Japan’s biggest printing company is funding a startup that makes paper out of rock, in a bid to diversify into new materials and as environmental concerns push companies to seek more sustainable products.
Toppan Printing Co, the nation’s largest by sales, is to form an alliance with TBM Co that could see posters, catalogs and stickers manufactured out of limestone, a plentiful material in otherwise resources-scarce Japan.
Their ambition is to create a business with revenue of ¥50 billion (US$444 million) by the end of the decade, according to a release from the two Tokyo-based companies on Friday.
Toppan is to pay a royalty of up to ¥1.5 billion for access to TBM’s Limex technology and the partners are to discuss license fees on future products, the companies said.
TBM, which was established in 2011 by 43 year-old entrepreneur Nobuyoshi Yamasaki, would benefit from tapping its partner’s personnel and facilities, including paper printing and processing technology, corporate officer Taichi Yamaguchi said by telephone.
For Toppan, which traces its origins to the turn of the last century, it is an opportunity to get a toehold in upstream materials-making, as it seeks to diversify from a business suffering from the digital revolution and dwindling demand for newspapers, magazines and books, said Yoshiteru Itotani, senior general manager of Toppan’s business innovation promotion division.
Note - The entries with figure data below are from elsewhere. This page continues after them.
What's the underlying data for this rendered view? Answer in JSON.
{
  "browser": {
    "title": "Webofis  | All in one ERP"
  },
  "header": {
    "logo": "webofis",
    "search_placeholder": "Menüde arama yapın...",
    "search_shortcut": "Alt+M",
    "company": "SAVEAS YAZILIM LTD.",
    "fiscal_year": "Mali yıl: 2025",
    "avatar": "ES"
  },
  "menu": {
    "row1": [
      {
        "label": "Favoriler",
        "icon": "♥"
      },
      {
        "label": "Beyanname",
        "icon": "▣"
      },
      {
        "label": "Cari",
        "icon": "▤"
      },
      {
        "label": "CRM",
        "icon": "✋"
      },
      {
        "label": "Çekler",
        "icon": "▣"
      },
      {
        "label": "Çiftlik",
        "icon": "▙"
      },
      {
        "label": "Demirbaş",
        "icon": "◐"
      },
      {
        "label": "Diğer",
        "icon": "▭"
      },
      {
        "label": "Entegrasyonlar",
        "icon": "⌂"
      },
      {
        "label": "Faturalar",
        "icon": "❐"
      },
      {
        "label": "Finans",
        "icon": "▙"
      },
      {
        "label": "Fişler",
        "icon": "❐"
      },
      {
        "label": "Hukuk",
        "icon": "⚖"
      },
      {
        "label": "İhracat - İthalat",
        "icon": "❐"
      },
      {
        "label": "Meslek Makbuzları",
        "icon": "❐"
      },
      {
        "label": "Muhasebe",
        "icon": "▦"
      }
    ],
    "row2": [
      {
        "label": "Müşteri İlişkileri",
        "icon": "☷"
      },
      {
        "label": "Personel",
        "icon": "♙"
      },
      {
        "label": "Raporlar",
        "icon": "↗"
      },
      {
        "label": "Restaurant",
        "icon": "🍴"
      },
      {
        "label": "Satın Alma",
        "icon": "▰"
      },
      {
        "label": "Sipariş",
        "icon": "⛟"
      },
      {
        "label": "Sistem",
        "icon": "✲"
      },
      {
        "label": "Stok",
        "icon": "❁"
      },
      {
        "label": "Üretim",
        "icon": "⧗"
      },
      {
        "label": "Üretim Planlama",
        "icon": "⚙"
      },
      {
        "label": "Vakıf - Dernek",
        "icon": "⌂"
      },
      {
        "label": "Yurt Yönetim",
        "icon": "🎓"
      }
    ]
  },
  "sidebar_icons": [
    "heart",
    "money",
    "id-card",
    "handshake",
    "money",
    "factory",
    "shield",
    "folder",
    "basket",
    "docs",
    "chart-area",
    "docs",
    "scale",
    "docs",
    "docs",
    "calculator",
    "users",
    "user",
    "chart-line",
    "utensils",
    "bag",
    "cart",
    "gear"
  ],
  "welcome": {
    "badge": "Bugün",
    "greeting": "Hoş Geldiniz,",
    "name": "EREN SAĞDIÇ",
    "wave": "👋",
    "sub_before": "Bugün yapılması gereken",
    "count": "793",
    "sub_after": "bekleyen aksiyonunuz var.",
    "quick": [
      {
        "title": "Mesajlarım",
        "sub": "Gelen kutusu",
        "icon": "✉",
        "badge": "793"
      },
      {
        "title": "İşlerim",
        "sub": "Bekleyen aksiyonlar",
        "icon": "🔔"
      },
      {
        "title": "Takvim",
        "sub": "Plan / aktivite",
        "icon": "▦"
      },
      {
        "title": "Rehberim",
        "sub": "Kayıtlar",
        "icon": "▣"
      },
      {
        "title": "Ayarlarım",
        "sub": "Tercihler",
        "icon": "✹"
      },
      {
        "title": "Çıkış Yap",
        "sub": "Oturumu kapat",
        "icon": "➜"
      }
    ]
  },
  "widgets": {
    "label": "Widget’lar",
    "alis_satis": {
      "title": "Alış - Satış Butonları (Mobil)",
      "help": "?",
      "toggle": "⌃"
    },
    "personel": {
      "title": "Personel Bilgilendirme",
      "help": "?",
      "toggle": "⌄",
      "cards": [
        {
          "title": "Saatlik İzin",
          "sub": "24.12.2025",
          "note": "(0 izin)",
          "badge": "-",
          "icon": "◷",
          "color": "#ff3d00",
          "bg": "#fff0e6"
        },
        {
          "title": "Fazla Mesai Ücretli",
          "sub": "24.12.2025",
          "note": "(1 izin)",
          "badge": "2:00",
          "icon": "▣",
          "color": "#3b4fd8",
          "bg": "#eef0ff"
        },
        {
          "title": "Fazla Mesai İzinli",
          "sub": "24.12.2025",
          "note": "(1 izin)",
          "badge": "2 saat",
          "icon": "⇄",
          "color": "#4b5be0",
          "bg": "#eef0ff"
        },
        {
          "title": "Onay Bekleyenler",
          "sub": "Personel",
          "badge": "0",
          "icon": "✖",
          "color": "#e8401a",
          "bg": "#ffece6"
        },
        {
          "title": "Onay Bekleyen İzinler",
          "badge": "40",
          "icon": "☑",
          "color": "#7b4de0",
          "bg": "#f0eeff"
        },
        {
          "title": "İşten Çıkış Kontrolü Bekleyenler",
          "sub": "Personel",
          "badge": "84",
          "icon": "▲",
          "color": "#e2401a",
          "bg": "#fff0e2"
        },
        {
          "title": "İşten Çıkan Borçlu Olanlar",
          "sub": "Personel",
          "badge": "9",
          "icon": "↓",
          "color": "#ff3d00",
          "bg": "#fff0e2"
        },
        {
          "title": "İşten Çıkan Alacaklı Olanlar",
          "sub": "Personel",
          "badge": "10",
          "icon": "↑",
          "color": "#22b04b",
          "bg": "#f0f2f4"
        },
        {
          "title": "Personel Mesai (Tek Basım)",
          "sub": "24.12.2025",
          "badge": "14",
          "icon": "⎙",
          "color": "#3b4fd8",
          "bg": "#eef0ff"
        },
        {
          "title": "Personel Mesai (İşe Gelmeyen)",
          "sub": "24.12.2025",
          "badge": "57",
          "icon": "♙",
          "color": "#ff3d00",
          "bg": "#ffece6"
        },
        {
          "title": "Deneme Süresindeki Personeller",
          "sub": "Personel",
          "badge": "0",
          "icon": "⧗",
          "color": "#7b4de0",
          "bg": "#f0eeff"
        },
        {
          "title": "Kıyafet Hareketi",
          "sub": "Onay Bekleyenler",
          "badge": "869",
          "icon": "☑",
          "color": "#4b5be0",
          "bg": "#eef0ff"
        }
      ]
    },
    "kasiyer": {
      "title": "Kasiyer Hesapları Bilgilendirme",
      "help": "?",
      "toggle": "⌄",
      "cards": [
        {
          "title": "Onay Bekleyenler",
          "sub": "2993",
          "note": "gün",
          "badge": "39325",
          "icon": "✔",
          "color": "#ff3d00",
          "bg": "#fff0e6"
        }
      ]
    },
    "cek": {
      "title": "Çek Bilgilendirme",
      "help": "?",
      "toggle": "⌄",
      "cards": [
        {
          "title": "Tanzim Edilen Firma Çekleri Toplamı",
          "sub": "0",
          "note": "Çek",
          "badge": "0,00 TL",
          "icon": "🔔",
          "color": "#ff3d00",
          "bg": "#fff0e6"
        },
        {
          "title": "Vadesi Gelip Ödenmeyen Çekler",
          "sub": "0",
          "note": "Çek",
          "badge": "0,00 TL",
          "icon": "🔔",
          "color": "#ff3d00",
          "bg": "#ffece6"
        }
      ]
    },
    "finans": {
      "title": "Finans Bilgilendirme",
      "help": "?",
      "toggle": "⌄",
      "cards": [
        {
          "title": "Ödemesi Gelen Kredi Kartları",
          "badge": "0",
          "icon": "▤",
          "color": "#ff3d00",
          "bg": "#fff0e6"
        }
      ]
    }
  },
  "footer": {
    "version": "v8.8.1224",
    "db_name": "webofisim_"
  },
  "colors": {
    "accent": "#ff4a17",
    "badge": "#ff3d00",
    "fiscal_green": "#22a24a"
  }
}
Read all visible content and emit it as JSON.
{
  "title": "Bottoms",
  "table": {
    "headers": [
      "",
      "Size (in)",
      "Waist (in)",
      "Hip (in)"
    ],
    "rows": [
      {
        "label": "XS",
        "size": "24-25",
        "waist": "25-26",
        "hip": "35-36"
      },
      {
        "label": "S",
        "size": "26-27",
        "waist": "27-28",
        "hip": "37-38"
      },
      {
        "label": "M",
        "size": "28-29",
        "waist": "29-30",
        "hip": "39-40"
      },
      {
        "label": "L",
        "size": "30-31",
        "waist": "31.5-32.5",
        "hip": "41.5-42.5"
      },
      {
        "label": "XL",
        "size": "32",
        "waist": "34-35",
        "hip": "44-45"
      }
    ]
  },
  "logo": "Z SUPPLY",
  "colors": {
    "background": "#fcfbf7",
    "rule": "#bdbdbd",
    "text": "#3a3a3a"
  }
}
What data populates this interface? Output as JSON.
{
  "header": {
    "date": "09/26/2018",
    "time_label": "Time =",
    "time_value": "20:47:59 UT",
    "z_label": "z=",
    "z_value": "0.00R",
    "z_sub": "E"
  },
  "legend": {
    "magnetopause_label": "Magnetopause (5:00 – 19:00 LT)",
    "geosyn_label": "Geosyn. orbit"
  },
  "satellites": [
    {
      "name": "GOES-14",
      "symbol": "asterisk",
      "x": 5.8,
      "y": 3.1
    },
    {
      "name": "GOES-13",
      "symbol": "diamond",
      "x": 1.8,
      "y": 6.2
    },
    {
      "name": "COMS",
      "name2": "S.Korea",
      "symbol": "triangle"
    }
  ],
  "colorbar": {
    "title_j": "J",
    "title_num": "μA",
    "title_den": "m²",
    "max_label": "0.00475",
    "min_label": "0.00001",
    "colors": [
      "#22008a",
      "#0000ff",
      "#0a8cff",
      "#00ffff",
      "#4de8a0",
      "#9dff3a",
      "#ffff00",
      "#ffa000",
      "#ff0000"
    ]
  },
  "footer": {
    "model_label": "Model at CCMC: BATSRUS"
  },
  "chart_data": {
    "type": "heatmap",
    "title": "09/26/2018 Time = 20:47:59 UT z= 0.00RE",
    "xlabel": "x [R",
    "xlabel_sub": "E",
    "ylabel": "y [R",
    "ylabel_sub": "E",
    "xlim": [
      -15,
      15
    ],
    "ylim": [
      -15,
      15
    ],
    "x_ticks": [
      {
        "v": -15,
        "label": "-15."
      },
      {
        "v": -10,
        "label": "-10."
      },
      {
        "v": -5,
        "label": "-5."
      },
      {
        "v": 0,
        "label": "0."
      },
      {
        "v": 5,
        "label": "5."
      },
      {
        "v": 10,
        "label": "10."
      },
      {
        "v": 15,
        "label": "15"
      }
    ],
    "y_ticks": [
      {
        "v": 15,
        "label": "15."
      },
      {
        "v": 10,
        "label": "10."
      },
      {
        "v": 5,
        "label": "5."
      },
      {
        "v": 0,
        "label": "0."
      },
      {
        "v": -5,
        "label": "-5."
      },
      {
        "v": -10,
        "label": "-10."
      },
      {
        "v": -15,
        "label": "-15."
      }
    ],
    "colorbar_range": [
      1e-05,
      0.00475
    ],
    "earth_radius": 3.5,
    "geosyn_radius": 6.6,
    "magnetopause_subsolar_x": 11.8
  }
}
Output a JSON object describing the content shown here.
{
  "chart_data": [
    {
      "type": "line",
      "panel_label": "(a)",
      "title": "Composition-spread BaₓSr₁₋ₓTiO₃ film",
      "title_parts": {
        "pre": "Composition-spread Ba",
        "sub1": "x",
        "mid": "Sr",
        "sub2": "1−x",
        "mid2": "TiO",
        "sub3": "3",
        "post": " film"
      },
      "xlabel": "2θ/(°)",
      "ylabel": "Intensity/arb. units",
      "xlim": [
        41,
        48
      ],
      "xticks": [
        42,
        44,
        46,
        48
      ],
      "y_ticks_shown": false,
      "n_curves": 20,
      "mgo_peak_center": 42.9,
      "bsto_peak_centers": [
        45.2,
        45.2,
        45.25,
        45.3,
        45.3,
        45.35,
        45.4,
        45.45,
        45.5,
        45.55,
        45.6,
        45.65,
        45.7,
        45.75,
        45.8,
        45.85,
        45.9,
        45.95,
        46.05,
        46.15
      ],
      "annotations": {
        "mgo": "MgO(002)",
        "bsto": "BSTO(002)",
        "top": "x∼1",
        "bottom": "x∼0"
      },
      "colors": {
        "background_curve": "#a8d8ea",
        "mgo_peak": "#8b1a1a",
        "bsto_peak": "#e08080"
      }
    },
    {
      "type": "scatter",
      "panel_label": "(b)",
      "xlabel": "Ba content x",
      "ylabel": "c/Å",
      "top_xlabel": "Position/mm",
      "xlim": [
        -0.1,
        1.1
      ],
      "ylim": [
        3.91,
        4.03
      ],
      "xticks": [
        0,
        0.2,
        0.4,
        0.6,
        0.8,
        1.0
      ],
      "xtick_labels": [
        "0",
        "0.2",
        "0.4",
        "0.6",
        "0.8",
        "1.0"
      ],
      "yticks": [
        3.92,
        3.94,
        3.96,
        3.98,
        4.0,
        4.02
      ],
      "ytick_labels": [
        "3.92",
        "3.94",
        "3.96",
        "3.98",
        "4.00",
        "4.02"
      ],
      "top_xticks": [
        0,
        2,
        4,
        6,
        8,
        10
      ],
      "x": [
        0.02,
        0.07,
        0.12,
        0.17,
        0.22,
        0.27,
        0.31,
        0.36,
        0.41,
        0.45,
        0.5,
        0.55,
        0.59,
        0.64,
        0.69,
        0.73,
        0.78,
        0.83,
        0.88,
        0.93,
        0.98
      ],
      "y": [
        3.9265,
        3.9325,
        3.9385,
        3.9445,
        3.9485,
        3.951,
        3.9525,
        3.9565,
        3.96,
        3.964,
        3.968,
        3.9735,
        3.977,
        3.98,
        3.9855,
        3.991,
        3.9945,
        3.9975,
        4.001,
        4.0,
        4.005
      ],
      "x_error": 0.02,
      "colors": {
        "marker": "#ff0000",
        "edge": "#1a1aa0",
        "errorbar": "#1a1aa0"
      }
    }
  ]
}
“We will be innovating if we are able to manufacture upstream materials,” Itotani said by telephone. “We empathize with their vision and president Yamasaki thinks of going global with this Japanese technology, while we are not very good at globalization.”
Itotani declined to comment on the possibility of Toppan taking equity in the smaller firm, but Yamaguchi said his company would not rule it out.
Toppan had sales of ¥1.5 trillion in the year ended March 31, while TBM has yet to create much revenue as commercial operations have just started.
Limex can substitute for paper and plastic.
TBM says that by swapping stone for trees, the water equivalent to the annual needs of 220 million people could be saved if just 5 percent of the world’s paper were manufactured using the new material.
It also says greenhouse gas emissions are about 20 percent less than traditional paper printing.
The process of turning stone into paper originated in Taiwan, TBM’s Web site said.
Yamasaki began importing the material to Japan in 2008. Having developed its own technology, TBM began commercial sales of Limex business cards in April and says more than 600 companies have purchased the product.
Limex business cards are combustible waste under government rules and there is no environmental hazard in disposing of them, TBM corporate officer Takayuki Sasaki said.
The partners are considering setting up a scheme to recycle any future products used by companies rather than individuals, he said.